What causes the greatest alarm among parents of young Blokhin patients are changes in some treatment protocols.

Foreign-made medicines are being replaced with Russian equivalents, partly because they are cheaper but also due to a government requirement in place since 2015 to support the national pharmaceuticals industry.

About 30 parents have written to President Vladimir Putin asking him to reconsider the policy but “nothing came of our message,” Tsvetkova said.

The deaths in early December of two girls, aged 14 and 17, at the cancer centre after bone marrow transplants have only increased concerns, though no link has been established with the new drugs regime.

Russian doctors have generally avoided public disputes, despite very low pay by Western standards, but those at the Blokhin clinic are not the only ones speaking out and posting videos online.

In October, neonatologists — treating newborns — threatened to resign from a hospital in the city of Perm in the Urals mountains over low pay and long hours.

In the Kurgan region of Siberia, the closure of a tuberculosis centre led to protests.

And in Moscow in November, two renowned specialists in children’s kidney transplants condemned the veto on foreign medicines, saying no Russian equivalents existed.

– ‘Very little’ spent on health –

The government stresses the need to overhaul an inefficient health system, inherited from the Soviet era and hit hard by the economic turmoil of the 1990s.

Its so-called optimisation drive over the last two decades to better allocate resources has led to the closure of smaller rural hospitals and a concentration of doctors in large multifunctional hospitals in major cities.

But in some areas “people have to travel 200 kilometres” (125 miles) for medical help, said Ivan Konovalov, of the Alliance of Doctors trade union.

And parts of the countryside often have no more than just first-aid drop-in centres.

From 2000 to 2018, the number of hospitals fell from 10,700 to 4,390, according to official figures, while the number of beds per 10,000 Russians dropped from 115 to 71.

“Hospitals are short of medicines and patients have to buy them themselves,” Konovalov said.

“In our country, a lot of money gets spent on the security forces, army and police and very little on health,” he added.

Russia’s health expenditure was 3.7 percent of GDP last year.

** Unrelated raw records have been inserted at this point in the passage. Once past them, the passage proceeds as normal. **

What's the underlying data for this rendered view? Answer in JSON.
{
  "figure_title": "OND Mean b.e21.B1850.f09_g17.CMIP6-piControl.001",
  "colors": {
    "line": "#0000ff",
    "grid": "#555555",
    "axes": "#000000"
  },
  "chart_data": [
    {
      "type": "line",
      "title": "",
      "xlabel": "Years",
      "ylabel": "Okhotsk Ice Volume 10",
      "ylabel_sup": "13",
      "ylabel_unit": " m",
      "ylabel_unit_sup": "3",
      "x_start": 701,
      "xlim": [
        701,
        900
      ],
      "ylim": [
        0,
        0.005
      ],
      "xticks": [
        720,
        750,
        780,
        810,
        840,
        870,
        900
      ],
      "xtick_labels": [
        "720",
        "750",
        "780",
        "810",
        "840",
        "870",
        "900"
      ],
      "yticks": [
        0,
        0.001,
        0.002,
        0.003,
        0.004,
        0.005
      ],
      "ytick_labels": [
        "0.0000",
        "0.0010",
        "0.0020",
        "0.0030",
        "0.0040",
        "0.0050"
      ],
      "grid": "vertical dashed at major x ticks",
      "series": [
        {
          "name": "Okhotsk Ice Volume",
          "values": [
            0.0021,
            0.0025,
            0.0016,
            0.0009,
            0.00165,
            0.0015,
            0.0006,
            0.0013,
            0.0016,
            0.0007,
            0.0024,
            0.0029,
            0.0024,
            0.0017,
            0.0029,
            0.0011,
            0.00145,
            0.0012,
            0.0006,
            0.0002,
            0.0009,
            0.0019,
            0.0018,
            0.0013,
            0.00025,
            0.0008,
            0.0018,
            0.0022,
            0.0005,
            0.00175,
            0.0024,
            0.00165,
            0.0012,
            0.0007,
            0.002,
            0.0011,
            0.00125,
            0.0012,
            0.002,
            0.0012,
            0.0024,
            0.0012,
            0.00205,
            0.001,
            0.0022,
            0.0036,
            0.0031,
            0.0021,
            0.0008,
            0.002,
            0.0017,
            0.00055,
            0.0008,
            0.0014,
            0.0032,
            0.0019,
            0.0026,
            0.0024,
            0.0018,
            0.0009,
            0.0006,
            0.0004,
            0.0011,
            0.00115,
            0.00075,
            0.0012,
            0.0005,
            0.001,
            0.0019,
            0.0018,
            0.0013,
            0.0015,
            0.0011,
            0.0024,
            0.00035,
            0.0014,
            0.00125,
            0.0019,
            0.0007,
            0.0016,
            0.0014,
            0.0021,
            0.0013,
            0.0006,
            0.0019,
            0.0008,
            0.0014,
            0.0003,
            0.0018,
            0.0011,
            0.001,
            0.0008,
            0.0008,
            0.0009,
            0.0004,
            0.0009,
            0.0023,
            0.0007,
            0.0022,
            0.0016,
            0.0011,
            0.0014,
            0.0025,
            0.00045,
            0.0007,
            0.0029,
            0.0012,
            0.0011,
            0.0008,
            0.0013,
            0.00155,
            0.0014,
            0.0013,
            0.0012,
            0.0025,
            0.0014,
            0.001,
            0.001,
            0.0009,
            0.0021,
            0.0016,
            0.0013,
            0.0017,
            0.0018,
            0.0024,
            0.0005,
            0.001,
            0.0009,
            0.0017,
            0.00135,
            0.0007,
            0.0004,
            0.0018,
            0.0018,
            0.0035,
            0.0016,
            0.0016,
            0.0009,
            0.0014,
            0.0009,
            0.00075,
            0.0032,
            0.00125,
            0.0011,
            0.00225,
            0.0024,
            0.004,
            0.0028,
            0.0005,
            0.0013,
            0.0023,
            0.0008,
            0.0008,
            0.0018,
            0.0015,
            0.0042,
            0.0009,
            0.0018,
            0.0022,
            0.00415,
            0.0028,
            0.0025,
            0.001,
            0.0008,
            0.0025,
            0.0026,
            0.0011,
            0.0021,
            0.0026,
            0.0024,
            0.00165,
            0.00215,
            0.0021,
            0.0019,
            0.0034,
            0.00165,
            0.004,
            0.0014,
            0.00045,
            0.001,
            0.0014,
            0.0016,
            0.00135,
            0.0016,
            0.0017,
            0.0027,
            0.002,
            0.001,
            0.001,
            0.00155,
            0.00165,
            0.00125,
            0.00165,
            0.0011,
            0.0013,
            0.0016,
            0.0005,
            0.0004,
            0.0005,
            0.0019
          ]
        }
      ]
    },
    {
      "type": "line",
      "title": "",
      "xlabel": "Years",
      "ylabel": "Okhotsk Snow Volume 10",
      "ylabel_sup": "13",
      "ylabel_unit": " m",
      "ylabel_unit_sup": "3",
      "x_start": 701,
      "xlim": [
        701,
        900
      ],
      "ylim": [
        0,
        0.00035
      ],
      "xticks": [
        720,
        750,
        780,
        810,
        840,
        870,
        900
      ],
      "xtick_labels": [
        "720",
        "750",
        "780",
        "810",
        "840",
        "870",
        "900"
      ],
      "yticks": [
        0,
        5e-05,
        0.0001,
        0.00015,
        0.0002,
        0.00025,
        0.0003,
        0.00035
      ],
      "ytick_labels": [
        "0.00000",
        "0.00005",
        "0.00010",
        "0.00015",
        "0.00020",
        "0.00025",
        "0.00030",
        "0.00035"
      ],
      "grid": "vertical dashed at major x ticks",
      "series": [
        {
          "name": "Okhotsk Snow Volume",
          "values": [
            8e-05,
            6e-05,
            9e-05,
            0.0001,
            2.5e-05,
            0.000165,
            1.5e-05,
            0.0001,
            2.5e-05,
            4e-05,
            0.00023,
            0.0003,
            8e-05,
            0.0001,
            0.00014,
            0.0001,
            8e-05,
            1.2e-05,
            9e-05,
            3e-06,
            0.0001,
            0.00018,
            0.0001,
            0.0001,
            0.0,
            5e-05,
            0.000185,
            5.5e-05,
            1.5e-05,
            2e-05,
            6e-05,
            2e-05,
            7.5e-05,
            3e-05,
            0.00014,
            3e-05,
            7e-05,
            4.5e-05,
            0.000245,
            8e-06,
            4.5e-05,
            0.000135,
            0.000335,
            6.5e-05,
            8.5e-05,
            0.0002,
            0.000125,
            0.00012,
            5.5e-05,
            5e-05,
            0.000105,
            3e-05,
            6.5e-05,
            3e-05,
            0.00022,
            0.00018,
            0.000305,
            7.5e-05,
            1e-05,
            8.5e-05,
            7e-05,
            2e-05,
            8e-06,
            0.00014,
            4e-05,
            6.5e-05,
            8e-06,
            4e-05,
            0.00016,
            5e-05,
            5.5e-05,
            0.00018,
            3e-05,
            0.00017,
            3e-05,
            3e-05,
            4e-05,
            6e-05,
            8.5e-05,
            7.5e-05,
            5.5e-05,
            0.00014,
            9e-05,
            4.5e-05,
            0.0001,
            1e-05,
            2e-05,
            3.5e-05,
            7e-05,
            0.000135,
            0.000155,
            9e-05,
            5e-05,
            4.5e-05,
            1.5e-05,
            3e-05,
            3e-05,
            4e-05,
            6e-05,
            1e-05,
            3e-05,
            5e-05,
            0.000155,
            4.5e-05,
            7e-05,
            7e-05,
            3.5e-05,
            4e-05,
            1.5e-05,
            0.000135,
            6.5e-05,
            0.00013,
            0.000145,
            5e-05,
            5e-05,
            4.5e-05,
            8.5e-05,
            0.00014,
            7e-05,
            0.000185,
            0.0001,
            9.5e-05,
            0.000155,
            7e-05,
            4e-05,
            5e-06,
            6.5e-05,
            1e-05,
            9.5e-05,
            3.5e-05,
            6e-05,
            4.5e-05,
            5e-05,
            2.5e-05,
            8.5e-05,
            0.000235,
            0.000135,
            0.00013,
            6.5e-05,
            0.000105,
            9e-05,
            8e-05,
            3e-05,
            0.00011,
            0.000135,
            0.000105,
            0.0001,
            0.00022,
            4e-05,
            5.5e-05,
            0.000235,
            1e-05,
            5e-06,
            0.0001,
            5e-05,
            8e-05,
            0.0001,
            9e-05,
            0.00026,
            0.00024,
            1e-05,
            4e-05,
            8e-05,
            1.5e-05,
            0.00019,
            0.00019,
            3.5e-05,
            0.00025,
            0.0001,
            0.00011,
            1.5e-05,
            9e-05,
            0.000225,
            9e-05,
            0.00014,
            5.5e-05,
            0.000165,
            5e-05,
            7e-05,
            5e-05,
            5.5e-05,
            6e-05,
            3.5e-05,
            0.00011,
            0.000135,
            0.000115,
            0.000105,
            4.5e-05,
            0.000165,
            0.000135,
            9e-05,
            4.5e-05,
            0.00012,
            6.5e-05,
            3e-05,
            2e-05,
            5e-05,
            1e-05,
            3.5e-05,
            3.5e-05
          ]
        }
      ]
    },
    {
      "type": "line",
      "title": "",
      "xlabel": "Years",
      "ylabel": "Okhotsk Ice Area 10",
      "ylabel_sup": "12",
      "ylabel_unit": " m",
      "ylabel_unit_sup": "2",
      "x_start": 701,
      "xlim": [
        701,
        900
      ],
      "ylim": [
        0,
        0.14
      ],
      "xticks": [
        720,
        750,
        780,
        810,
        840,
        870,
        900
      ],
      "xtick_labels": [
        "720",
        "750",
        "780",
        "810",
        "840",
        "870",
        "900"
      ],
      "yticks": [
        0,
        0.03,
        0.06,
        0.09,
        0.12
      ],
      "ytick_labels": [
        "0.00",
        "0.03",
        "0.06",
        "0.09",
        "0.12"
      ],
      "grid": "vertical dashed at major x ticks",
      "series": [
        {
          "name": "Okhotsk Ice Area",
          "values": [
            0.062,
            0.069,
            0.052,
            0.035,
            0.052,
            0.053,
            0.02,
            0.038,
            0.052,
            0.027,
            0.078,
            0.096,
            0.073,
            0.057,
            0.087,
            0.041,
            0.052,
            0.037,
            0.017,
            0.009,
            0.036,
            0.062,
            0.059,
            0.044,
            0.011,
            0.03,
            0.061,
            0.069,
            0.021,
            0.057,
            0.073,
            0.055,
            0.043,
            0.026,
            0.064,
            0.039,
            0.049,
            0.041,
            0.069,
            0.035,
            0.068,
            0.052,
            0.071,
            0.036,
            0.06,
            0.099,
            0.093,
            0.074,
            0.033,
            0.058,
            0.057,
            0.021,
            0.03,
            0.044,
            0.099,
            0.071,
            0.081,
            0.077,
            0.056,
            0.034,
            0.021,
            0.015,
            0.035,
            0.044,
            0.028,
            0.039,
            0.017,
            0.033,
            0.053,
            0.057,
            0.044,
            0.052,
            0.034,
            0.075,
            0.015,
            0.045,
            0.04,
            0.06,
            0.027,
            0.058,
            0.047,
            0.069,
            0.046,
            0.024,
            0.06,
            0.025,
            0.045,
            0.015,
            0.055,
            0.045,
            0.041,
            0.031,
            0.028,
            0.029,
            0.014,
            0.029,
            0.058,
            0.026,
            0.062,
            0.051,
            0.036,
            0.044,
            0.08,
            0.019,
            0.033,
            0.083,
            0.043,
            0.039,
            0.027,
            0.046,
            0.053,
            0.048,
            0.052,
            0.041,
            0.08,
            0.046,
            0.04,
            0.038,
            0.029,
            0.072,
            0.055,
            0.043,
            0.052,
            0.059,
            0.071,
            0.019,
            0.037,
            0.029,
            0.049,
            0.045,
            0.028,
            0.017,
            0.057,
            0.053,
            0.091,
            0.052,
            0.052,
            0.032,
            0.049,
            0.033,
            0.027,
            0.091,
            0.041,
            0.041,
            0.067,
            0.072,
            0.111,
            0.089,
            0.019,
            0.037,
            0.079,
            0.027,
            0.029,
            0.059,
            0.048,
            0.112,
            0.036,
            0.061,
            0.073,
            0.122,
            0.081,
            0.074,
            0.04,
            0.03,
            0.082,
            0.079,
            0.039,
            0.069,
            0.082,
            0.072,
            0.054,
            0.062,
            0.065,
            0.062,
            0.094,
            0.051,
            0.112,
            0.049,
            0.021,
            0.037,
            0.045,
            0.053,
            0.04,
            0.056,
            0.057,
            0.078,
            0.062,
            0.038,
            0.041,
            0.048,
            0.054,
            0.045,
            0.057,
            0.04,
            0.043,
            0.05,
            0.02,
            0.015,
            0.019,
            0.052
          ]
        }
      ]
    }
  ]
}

That’s much less than the 9.5 percent in France or Germany, according to Organisation for Economic Cooperation and Development data.

Putin has acknowledged certain problems, notably a lack of facilities, equipment and staff, and announced an extra 150 billion rubles ($2.3 billion/2.1 billion euros) funding in total for a three-year period beginning this year.

Yet, medical student Darya Sosedova, who recently protested outside the health ministry, says she is not convinced by Putin’s promises.

“People being fired, the low pay — when you see all that, you wonder if it’s worth continuing your studies and staying in Russia,” she said.